The Kachin Independence Organisation needs to put the interests of the people of Kachin State ahead of its own and sign a bilateral ceasefire with the government.
By SITHU AUNG MYINT | FRONTIER
It is five years since fighting resumed in Kachin State between the Tatmadaw and the Kachin Independence Army, the armed wing of the Kachin Independence Organisation. The anniversary of this unfortunate event was marked recently by civil society groups, including the Kachin Peace Network.
They highlighted the misery of the tens of thousands of Kachin displaced by the fighting and living in camps and they also called on the government and stakeholders to bring peace to the state.
The resumption of hostilities between the Tatmadaw and the KIA in June 2011 – soon after the U Thein Sein government came to power – ended a 17-year bilateral ceasefire.
In 2012, the Thein Sein government and the Tatmadaw launched an initiative to achieve a national ceasefire agreement by holding bilateral negotiations with armed groups. Their strategy was to reach ceasefire agreements with each group before expanding the process to the Union level.
This enabled the government and the Tatmadaw to build trust with many of the groups, including the Karen National Union.
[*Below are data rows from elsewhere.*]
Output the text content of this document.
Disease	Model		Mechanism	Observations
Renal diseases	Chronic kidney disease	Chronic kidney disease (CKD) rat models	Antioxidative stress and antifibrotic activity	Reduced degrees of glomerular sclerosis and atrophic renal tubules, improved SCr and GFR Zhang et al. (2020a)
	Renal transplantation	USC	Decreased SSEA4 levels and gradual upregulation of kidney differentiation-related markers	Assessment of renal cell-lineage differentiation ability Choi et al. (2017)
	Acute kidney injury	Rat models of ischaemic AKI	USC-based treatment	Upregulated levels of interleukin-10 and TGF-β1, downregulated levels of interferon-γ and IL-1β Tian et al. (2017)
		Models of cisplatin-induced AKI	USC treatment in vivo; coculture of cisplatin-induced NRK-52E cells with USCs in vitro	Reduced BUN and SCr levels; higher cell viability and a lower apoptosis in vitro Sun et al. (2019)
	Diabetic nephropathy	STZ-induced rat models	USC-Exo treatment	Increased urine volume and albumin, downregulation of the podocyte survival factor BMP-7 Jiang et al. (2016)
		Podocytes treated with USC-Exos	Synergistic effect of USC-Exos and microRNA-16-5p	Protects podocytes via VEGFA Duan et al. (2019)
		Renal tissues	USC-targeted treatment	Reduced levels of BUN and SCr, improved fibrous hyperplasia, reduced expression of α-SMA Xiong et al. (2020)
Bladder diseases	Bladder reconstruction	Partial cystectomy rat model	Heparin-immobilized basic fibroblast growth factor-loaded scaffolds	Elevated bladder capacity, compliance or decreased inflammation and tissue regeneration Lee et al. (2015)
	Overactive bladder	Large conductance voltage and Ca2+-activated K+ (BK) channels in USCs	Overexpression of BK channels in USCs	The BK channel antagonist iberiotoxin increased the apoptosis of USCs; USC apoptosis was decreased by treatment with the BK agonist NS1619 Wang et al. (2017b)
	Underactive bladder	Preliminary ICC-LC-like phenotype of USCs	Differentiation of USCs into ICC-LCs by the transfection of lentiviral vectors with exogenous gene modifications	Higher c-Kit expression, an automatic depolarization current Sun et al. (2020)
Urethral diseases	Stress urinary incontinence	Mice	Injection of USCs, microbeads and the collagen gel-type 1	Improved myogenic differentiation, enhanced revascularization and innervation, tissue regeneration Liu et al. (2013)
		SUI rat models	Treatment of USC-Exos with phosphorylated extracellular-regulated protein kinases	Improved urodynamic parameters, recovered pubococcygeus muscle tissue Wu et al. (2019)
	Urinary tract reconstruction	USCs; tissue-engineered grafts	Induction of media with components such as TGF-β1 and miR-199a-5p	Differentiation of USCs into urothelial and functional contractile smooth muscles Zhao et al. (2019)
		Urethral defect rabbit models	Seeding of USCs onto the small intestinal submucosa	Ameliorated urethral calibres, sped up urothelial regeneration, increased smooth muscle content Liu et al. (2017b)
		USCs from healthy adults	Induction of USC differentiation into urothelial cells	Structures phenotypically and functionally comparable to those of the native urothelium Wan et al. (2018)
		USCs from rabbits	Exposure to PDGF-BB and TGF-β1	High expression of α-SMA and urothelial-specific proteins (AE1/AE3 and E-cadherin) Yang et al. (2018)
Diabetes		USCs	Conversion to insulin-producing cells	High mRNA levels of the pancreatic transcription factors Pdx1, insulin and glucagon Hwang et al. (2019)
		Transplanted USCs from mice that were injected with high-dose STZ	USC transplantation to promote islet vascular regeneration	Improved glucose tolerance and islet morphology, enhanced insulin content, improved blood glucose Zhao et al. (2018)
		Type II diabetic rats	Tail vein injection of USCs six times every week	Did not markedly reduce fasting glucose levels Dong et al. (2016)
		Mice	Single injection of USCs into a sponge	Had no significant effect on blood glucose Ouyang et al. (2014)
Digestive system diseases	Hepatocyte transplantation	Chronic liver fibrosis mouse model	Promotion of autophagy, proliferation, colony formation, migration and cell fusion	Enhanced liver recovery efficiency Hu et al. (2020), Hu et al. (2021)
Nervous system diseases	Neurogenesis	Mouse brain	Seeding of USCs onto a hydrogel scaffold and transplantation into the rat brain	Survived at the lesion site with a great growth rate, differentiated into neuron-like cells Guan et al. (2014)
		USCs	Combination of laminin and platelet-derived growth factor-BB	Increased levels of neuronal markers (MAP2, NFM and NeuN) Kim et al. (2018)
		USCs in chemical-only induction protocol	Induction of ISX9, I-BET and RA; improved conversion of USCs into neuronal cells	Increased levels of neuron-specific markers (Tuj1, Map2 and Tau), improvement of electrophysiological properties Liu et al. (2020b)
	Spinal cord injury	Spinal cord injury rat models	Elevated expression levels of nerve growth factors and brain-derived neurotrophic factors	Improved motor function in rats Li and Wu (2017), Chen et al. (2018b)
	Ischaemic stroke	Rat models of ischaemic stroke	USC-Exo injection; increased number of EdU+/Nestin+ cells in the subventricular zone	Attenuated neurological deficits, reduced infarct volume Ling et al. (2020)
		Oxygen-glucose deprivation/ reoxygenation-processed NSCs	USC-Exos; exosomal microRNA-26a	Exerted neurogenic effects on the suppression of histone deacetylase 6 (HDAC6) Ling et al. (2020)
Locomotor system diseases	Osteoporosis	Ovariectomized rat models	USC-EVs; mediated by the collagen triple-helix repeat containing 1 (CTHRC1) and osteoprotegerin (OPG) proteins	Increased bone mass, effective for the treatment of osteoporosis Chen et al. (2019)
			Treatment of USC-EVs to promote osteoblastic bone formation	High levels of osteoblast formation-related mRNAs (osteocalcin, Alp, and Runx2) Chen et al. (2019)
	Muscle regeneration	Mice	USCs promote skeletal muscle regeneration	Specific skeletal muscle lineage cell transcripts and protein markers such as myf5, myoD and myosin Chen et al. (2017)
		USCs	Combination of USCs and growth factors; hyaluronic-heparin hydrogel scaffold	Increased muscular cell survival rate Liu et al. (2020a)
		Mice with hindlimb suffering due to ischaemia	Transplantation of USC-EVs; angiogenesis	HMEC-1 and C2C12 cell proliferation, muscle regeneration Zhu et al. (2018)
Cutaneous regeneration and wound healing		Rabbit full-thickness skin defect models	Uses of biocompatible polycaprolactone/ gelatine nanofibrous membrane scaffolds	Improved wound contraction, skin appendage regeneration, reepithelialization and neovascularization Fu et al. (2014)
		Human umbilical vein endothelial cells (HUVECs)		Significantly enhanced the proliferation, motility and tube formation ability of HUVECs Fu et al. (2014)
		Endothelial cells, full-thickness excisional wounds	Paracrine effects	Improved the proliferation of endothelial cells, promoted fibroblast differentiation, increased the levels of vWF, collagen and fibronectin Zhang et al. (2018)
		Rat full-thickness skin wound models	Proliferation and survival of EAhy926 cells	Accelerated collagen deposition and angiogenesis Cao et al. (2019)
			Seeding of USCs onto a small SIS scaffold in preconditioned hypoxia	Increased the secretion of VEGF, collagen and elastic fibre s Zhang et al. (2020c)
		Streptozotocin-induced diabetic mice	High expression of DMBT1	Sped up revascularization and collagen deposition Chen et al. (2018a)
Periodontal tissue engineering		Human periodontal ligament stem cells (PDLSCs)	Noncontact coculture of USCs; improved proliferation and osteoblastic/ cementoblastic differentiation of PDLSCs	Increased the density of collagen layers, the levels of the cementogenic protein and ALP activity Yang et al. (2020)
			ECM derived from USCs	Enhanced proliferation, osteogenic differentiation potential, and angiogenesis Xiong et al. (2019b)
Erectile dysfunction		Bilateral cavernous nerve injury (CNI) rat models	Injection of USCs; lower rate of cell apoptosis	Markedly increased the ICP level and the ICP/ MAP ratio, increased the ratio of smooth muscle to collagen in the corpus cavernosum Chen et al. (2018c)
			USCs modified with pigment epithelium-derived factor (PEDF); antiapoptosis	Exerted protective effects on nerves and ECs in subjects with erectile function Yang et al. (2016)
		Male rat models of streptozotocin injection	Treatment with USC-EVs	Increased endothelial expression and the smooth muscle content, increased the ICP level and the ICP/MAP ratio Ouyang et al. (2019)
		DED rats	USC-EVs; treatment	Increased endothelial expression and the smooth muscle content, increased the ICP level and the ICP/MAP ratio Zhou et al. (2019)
The agreement signed with the KNU in January 2012 ended 60 years of fighting in what had been one of the world’s longest-running conflicts. There were similar successes with other armed groups.
Despite repeated rounds of negotiations, a ceasefire agreement with the KIA was elusive. This was mainly because of the KIA’s stand that a political solution was necessary to end armed conflict. It argued that if political problems could be resolved, the fighting would stop automatically. There was no need for a ceasefire, insisted the KIA, because what was needed was political dialogue.
However, the KIA participated in the Union-level peace talks toward a nationwide ceasefire. These negotiations resulted in 16 ethnic armed groups signing an agreement with the government on the draft text in March 2015.
The KIA had demanded that a ceasefire be inclusive. After the Tatmadaw blocked the participation of three groups close to the KIA – the Arakan Army, Ta’ang National Liberation Army and ethnic Kokang Myanmar National Democratic Alliance Army – the KIA declined to sign the final text.
When the so-called nationwide ceasefire accord was signed with the Thein Sein government last October, it was inked by only eight of the 16 groups involved in the negotiations. Other big groups apart from the KIA that did not sign included the United Wa State Army and the Shan State Army-North.
Myanmar is yet to achieve a genuine national ceasefire agreement and fighting continues with the KIA and other armed groups.
The KIO was established in February 1961. After fighting for 33 years it reached a ceasefire agreement in 1994 with the military government headed by Senior General Than Shwe. The agreement was for a ceasefire only and did not provide for political dialogue. It permitted KIO leaders to run businesses but they were not allowed to contact any political groups or other ethnic armed groups, nor to organise among the Kachin people.
The privilege granted to KIO leaders to run businesses in cities like the state capital, Myitkyina, meant that some of them became wealthy but there was little improvement in the living standards of most Kachin for the 17 years that the ceasefire was in force.
Although the Thein Sein government was as much a creation of the military as the former ruling Union Solidarity and Development Party it was quite different to its military government predecessors. The Thein Sein administration can be regarded as a government of transition between military rule and the National League for Democracy government headed by Daw Aung San Suu Kyi.
If the KIO had been among the signatories of the ceasefire inked last October it would have been granted the right to organise among the Kachin people, hold talks with other armed ethnic groups and meet civil society organisations. Groups that signed the NCA, including the KNU and the Restoration Council of Shan State/Shan State Army-South, enjoy such rights.
The KIO’s refusal to sign the NCA is questionable. How can it be that the KIO was prepared to sign a truce that granted it no political rights with a military dictatorship, but not prepared to sign a ceasefire that offered many political rights with a transitional government?
It will take considerable time to negotiate a political settlement between the Tatmadaw and ethnic armed groups. During what are likely to be long, complex negotiations, the people of Kachin should not have to endure more fighting. The KIO should sign a bilateral ceasefire with the government and participate in the national political dialogue.
The time is ripe for the KIO to be involved in the work of returning displaced Kachin to their homes, clearing landmines and helping to develop the state for the benefit of its people.